Structural characterization of rare-earth doped soda magnesia alumina silica glasses for holographic storage: Brillouin, Raman and NMR spectroscopy studies

Scope and method of study. This work was directed to perform (Brillouin and Raman) light scattering and (29Si, 27Al, 23Na) MAS NMR spectroscopies to study structural, vibrational, elastic, photoelastic and magnetic properties of Eu3+ -doped soda magnesia alumina silica (EDSMAS) glasses as a function of content of individual components: Eu₂O₃, Al ₂O₃ and Na₂O to provide new knowledge related to the mechanism underlying the formation of holographic gratings in these materials.; Findings and conclusions. Europium doping and alumina substitution for silica causes glass to become harder but at the same time more polarizable. In both glass series the enhanced hardness is due to reduction of the free space. In addition, in the former case the europiums have high coordination and enhanced field strength with oxygen atoms. In the latter one, the aluminums entering the glass recover Si-O-Si bridges by attracting charge balancing modifiers from depolymerized SiO₄ network. Growing polarizability in Eu- and Al-series is mostly due to depolymerization by Eu 3+ doping and the appearance of AlO₄ tetrahedral groups weakly bound to sodium ions, respectively. The Eu3+ ions form the broad distribution of Qn species with possible clustering of rare-earths at large Eu3+ ion concentration, while sodium ions entering the glass cause the formation of rather distinct Qn species. In Na-series the glass becomes more depolymerized although less compressible in the volumetric sense . In this series Na environment is sensitive to the first neighbor Na+ network-modifiers. The overall bonding in all three EDSMAS glass series becomes more polarizable compared to fused silica. The depolymerization (polymerization) of the EDSMAS glass is mainly characterized by the presence of NBOs (BOs) and three (four) member silicate and aluminosilicate rings. Si and Al atoms were found to be in tetrahedrally coordinated sites. No Al was observed in 6- or 5-fold coordinated sites.
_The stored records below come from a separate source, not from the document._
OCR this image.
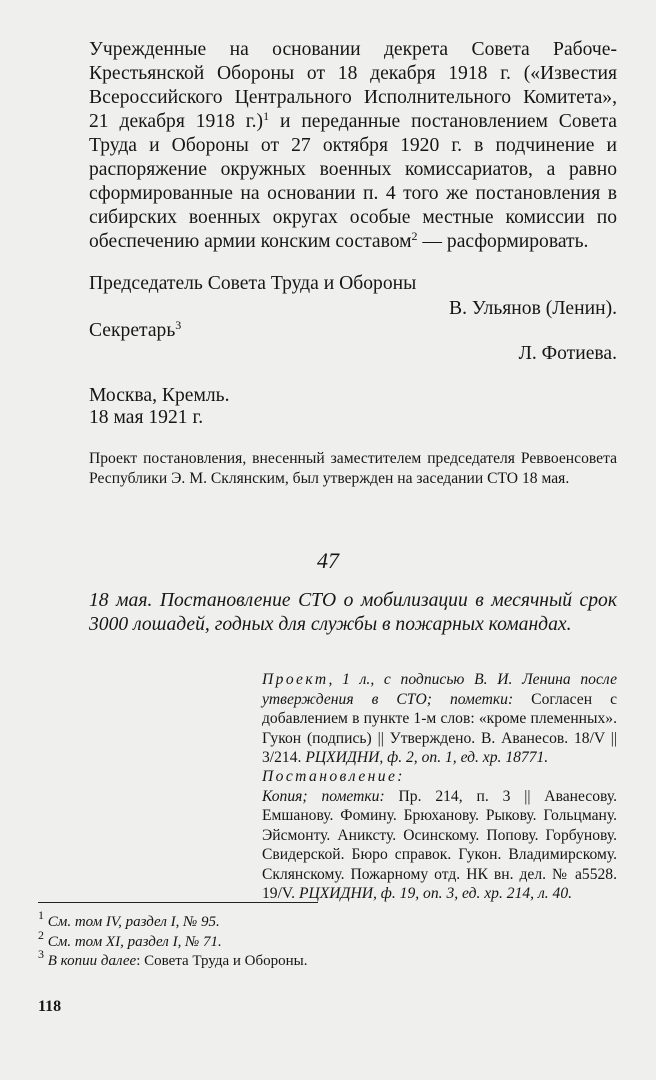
Учрежденные на основании декрета Совета Рабоче-Крестьянской Обороны от 18 декабря 1918 г. («Известия Всероссийского Центрального Исполнительного Комитета», 21 декабря 1918 г.)$^1$ и переданные постановлением Совета Труда и Обороны от 27 октября 1920 г. в подчинение и распоряжение окружных военных комиссариатов, а равно сформированные на основании п. 4 того же постановления в сибирских военных округах особые местные комиссии по обеспечению армии конским составом$^2$ — расформировать.

Председатель Совета Труда и Обороны
В. Ульянов (Ленин).
Секретарь$^3$
Л. Фотиева.
Москва, Кремль.
18 мая 1921 г.
Проект постановления, внесенный заместителем председателя Реввоенсовета Республики Э. М. Склянским, был утвержден на заседании СТО 18 мая.
47
18 мая. Постановление СТО о мобилизации в месячный срок 3000 лошадей, годных для службы в пожарных командах.
Проект, 1 л., с подписью В. И. Ленина после утверждения в СТО; пометки: Согласен с добавлением в пункте 1-м слов: «кроме племенных». Гукон (подпись) || Утверждено. В. Аванесов. 18/V || 3/214. РЦХИДНИ, ф. 2, оп. 1, ед. хр. 18771.
Постановление:
Копия; пометки: Пр. 214, п. 3 || Аванесову. Емшанову. Фомину. Брюханову. Рыкову. Гольцману. Эйсмонту. Аниксту. Осинскому. Попову. Горбунову. Свидерской. Бюро справок. Гукон. Владимирскому. Склянскому. Пожарному отд. НК вн. дел. № а5528. 19/V. РЦХИДНИ, ф. 19, оп. 3, ед. хр. 214, л. 40.
$^1$ См. том IV, раздел I, № 95.
$^2$ См. том XI, раздел I, № 71.
$^3$ В копии далее: Совета Труда и Обороны.
118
Lorentz-Lorentz effect was the dominant contribution to the photoelastic constant P ₁₂. The strength of the holographic storage signal is defined by many factors among which the number of the excited Eu3+ ions, the high-energy phonons associated with Si-NBO vibrations, weakly bound Na+ ions charge balancing [AlO₄]− complexes and the stability of the traps for the mobile light ions play very important roles.